The “solutions” part of Bright Green Lies is the most depressing, because the solutions needed are so huge. There are no “Ten ThingsYou Can Do To Save The Earth” “listicles” because that’s Jensen et al.’s point: that kind of cuteness is meant to make us feel better about ourselves while mega-corporations plunder the planet. Instead, weneed to “stop civilization,” and “stop believing technology will save the planet.” They’re arguing for a return to “land-based economies”—not living in cities—more of a return to living like natives did thousands of years ago. That plus a complete stoppage of all mining and timber harvesting.
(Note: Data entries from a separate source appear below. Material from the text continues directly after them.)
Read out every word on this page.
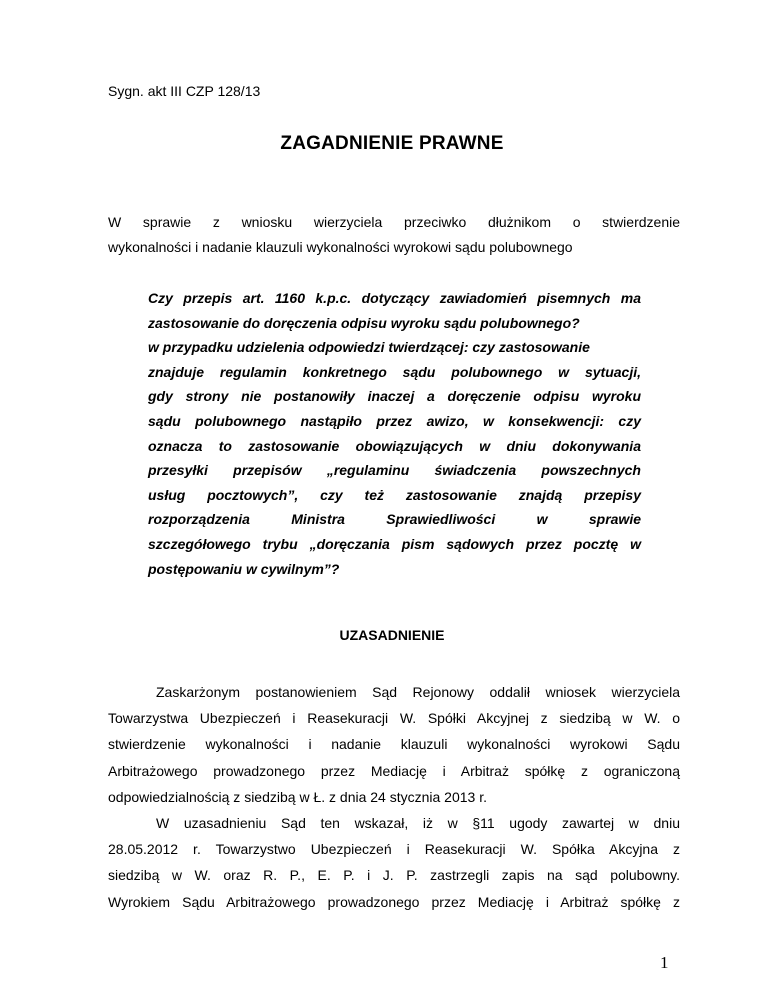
Sygn. akt III CZP 128/13
ZAGADNIENIE PRAWNE
W sprawie z wniosku wierzyciela przeciwko dłużnikom o stwierdzenie
wykonalności i nadanie klauzuli wykonalności wyrokowi sądu polubownego
Czy przepis art. 1160 k.p.c. dotyczący zawiadomień pisemnych ma
zastosowanie do doręczenia odpisu wyroku sądu polubownego?
w przypadku udzielenia odpowiedzi twierdzącej: czy zastosowanie
znajduje regulamin konkretnego sądu polubownego w sytuacji,
gdy strony nie postanowiły inaczej a doręczenie odpisu wyroku
sądu polubownego nastąpiło przez awizo, w konsekwencji: czy
oznacza to zastosowanie obowiązujących w dniu dokonywania
przesyłki przepisów „regulaminu świadczenia powszechnych
usług pocztowych”, czy też zastosowanie znajdą przepisy
rozporządzenia Ministra Sprawiedliwości w sprawie
szczegółowego trybu „doręczania pism sądowych przez pocztę w
postępowaniu w cywilnym”?
UZASADNIENIE
Zaskarżonym postanowieniem Sąd Rejonowy oddalił wniosek wierzyciela
Towarzystwa Ubezpieczeń i Reasekuracji W. Spółki Akcyjnej z siedzibą w W. o
stwierdzenie wykonalności i nadanie klauzuli wykonalności wyrokowi Sądu
Arbitrażowego prowadzonego przez Mediację i Arbitraż spółkę z ograniczoną
odpowiedzialnością z siedzibą w Ł. z dnia 24 stycznia 2013 r.
W uzasadnieniu Sąd ten wskazał, iż w §11 ugody zawartej w dniu
28.05.2012 r. Towarzystwo Ubezpieczeń i Reasekuracji W. Spółka Akcyjna z
siedzibą w W. oraz R. P., E. P. i J. P. zastrzegli zapis na sąd polubowny.
Wyrokiem Sądu Arbitrażowego prowadzonego przez Mediację i Arbitraż spółkę z
1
So, basically, impossible.
If there’s one small hope to reverse climate change, according to scientists quoted in Bright Green Lies, it’s restoring grasslands and forests. According to soil scientist Dr. Rattan Lal, “A mere 2 percent increase in the carbon content of the planet’s soils would offset 100 percent of all greenhouse gas emissions going into the atmosphere.” That quote comes from another book, by Ronnie Cummins, Grassroots Rising: A Call To Action On Climate, Farming, Food, and a Green New Deal, in which he writes, “Our living soils and forests have the capacity to sequester and safely store enough carbon to bring us back to the safe levels of CO2... that we had before the advent of the industrial revolution.”
Hoping for these huge solutions and changes, hoping for governments and environmental organizations to do something is what causes despair. The authors’ most practical advice to individuals: “Find something you love and defend it.”